Any way you measure it, the Wild comes up short in virtually every category against the Dallas Stars.

The Stars, who won their first division crown since 2003 with their fourth 50-win season, had 12 more wins and 22 more points than the Wild.

While the Wild limps into the playoffs with five consecutive losses, a string of overhauled lineups and with the fewest points (87) of any playoff team in the 11-year shootout era, the Stars won nine of their final 11 games and 12 of the last 16.

The Stars’ top four scorers — captain Jamie Benn, Tyler Seguin, Jason Spezza and John Klingberg — had more points than the Wild’s leading scorer, Mikko Koivu (56). Three Stars topped 30 goals, including Benn, who ranked third in the NHL with 41 goals and second with 89 points.

The Wild’s leading goal scorer was Zach Parise with 25. Nine of those came in three games, and there’s a concern the banged-up leader won’t be ready for Game 1 Thursday. The Wild’s second-leading goal scorer was Charlie Coyle with 21, and he went the final 18 games without a goal.

With Thomas Vanek injured and Erik Haula also a Game 1 question mark, this is why one will be hard-pressed to find anybody nationally giving the inconsistent Wild a prayer of beating the franchise that once called Bloomington home.

The Stars went 4-1 against the Wild this season, and in three games in St. Paul they rallied from three-, two- and one-goal deficits to win.

“Three of [the four losses] were in 3-on-3 [overtime], and they don’t have 3-on-3 in the playoffs, so we don’t have to worry about that,” goalie Devan Dubnyk said, sarcastically. “We know it’s going to be tough. They’re very high flying. But if we can play fast and play tight checking, then we should have a good shot.”

The harder they fall

The Wild savors the underdog role. Minnesota is the only team in the NHL that has upset a division champion in the first round in each of the past two years.

“I think we all truly feel we can play and beat anybody in the league,” Dubnyk said.

The Stars are the highest-scoring team in the NHL (3.23 goals per game) with the most 5-on-5 goals (167), second-most shots per game (32) and fifth-best power play (22.1 percent).

For the Wild to advance to the second round for a third consecutive year, it must rediscover its tight-checking, structured identity. That means not cheating, not getting into a track meet with the high-octane Stars, playing strong defensively and taking care of the puck, all areas of its game that have been erratic this season and particularly the past few weeks.

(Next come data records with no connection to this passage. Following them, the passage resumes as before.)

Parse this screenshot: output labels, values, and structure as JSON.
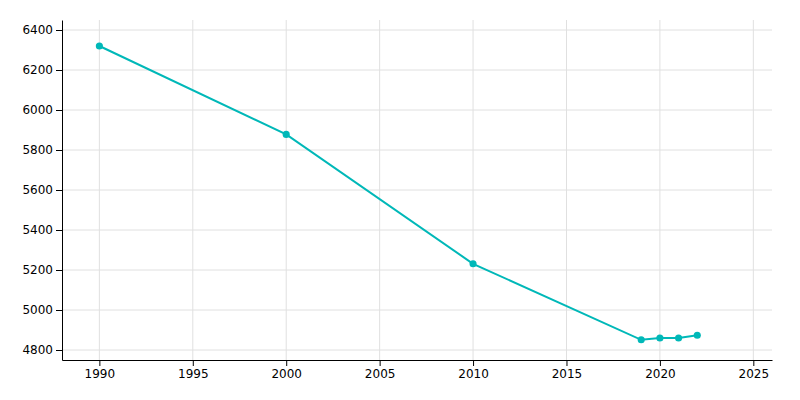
{
  "chart_data": {
    "type": "line",
    "x": [
      1990,
      2000,
      2010,
      2019,
      2020,
      2021,
      2022
    ],
    "values": [
      6320,
      5878,
      5231,
      4851,
      4860,
      4860,
      4874
    ],
    "color": "#00b8b8",
    "marker": "circle",
    "xlim": [
      1988,
      2026
    ],
    "ylim": [
      4750,
      6450
    ],
    "xticks": [
      1990,
      1995,
      2000,
      2005,
      2010,
      2015,
      2020,
      2025
    ],
    "yticks": [
      4800,
      5000,
      5200,
      5400,
      5600,
      5800,
      6000,
      6200,
      6400
    ],
    "grid": true
  }
}
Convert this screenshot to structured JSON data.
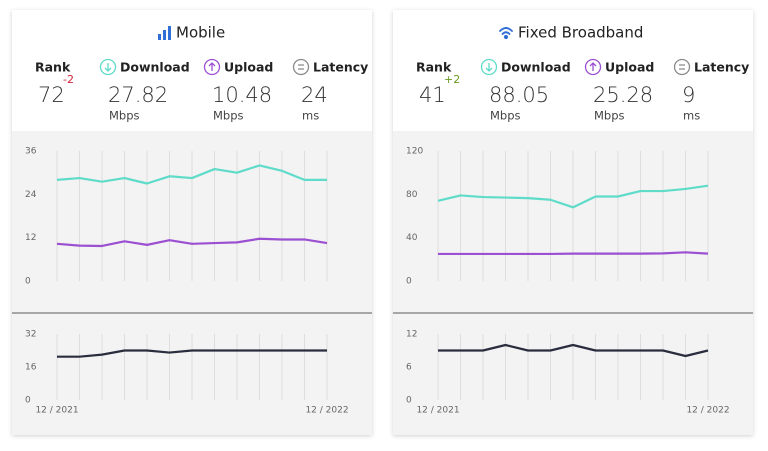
{
  "panels": [
    {
      "title": "Mobile",
      "rank": {
        "label": "Rank",
        "value": 72,
        "change": -2,
        "change_color": "#d2233c"
      },
      "metrics": [
        {
          "label": "Download",
          "value": 27.82,
          "unit": "Mbps"
        },
        {
          "label": "Upload",
          "value": 10.48,
          "unit": "Mbps"
        },
        {
          "label": "Latency",
          "value": 24,
          "unit": "ms"
        }
      ]
    },
    {
      "title": "Fixed Broadband",
      "rank": {
        "label": "Rank",
        "value": 41,
        "change": "+2",
        "change_color": "#6a9a1f"
      },
      "metrics": [
        {
          "label": "Download",
          "value": 88.05,
          "unit": "Mbps"
        },
        {
          "label": "Upload",
          "value": 25.28,
          "unit": "Mbps"
        },
        {
          "label": "Latency",
          "value": 9,
          "unit": "ms"
        }
      ]
    }
  ],
  "chart_data": [
    {
      "type": "line",
      "ylim": [
        0,
        36
      ],
      "yticks": [
        0,
        12,
        24,
        36
      ],
      "grid": true,
      "series": [
        {
          "name": "Download",
          "color": "#5fdbc9",
          "values": [
            28,
            28.5,
            27.5,
            28.5,
            27,
            29,
            28.5,
            31,
            30,
            32,
            30.5,
            28,
            28
          ]
        },
        {
          "name": "Upload",
          "color": "#9b4fd1",
          "values": [
            10.3,
            9.8,
            9.7,
            11,
            10,
            11.3,
            10.3,
            10.5,
            10.7,
            11.7,
            11.5,
            11.5,
            10.5
          ]
        }
      ]
    },
    {
      "type": "line",
      "ylim": [
        0,
        32
      ],
      "yticks": [
        0,
        16,
        32
      ],
      "grid": true,
      "categories": [
        "12 / 2021",
        null,
        null,
        null,
        null,
        null,
        null,
        null,
        null,
        null,
        null,
        null,
        "12 / 2022"
      ],
      "series": [
        {
          "name": "Latency",
          "color": "#2a2d3e",
          "values": [
            21,
            21,
            22,
            24,
            24,
            23,
            24,
            24,
            24,
            24,
            24,
            24,
            24
          ]
        }
      ]
    },
    {
      "type": "line",
      "ylim": [
        0,
        120
      ],
      "yticks": [
        0,
        40,
        80,
        120
      ],
      "grid": true,
      "series": [
        {
          "name": "Download",
          "color": "#5fdbc9",
          "values": [
            74,
            79,
            77.5,
            77,
            76.5,
            75,
            68,
            78,
            78,
            83,
            83,
            85,
            88
          ]
        },
        {
          "name": "Upload",
          "color": "#9b4fd1",
          "values": [
            25,
            25,
            25,
            25,
            25,
            25,
            25.3,
            25.3,
            25.3,
            25.3,
            25.5,
            26.5,
            25.3
          ]
        }
      ]
    },
    {
      "type": "line",
      "ylim": [
        0,
        12
      ],
      "yticks": [
        0,
        6,
        12
      ],
      "grid": true,
      "categories": [
        "12 / 2021",
        null,
        null,
        null,
        null,
        null,
        null,
        null,
        null,
        null,
        null,
        null,
        "12 / 2022"
      ],
      "series": [
        {
          "name": "Latency",
          "color": "#2a2d3e",
          "values": [
            9,
            9,
            9,
            10,
            9,
            9,
            10,
            9,
            9,
            9,
            9,
            8,
            9
          ]
        }
      ]
    }
  ]
}
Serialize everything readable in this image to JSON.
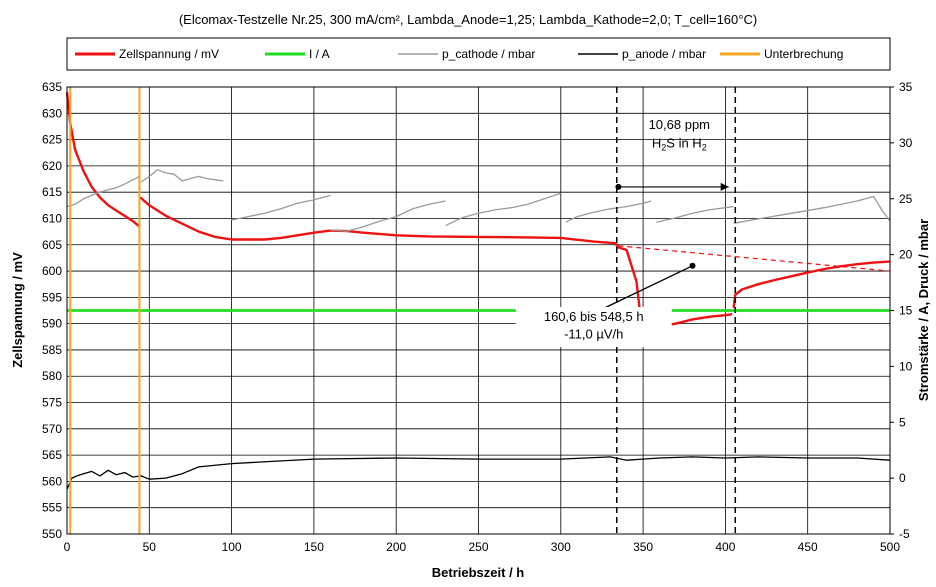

“We’re a very good checking team in here when we play the right way,” said Jarret Stoll, who has played 93 playoff games and won two Stanley Cups. “A fast team that plays on the right side of the puck, and therefore we get scoring chances because of it. That’s how we’re going to have to play to win.

“Maybe Dallas has more skill than us, but we have to check them, we have to get our opportunities from that, and stay out of the penalty box, be a disciplined team, and keep their power play off the ice.”

Interim coach John Torchetti has also been frustrated by the Wild’s lack of net-front presence recently. After Saturday’s loss, he slapped the Wild hard, saying, “With Chicago, you ask Jonathan Toews to stand in front of the net, he stands in front of the net, bottom line.”

One area where the Wild hopes to expose Dallas is defensively. The Stars ranked 19th in goals against (2.78 per game), gave up a league-high 15 shorthanded goals and split starts between goalies Antti Niemi and Kari Lehtonen, who combined for a subpar .905 save percentage.

“[The Wild’s] a good team, they play with a lot of structure and a lot of the personnel over there are two-way guys,” said Dallas defenseman Alex Goligoski, a former Gophers standout. “There’s not going to be a lot of cheat in their game. We’ll be ready for that. We want to concentrate on us and get to our game and use our speed, make them feel some pressure.”

Impact players’ moment

The Stars are a quick-strike team that has the ability to score with every line, especially Spezza’s renaissance 33-goal season and Seguin possibly about to return from an Achilles’ injury. While the Wild’s top players didn’t produce against Dallas this season (Parise, for instance, had no points and was minus-6 in four games), Benn and Seguin combined for five goals and 16 points in five meetings.

“They’re probably the best 1-2 in the league,” Dubnyk said. “You can probably argue Chicago’s pair isn’t so bad either, but they’re guys you have to be aware of, especially in the playoffs. You just don’t want to forget when they’re on the ice and give them too much open ice or too many opportunities, because they don’t miss very often.”

The Stars feel they have quite the opportunity this season. “We’ve got a legitimate team with a legitimate chance,” Spezza said.

But the Wild has been counted out before and has playoff experience littered up and down its lineup.

“I think everyone’s going in with a positive mindset,” Coyle said. “[Dallas is a] team that can be beat obviously, and we’ve been in this position before and we’ve come out on top. We have a good team in here, and it’s up to us how we play and what we do here.

“We have nothing to save it for. It’s playoff hockey, the time is now.”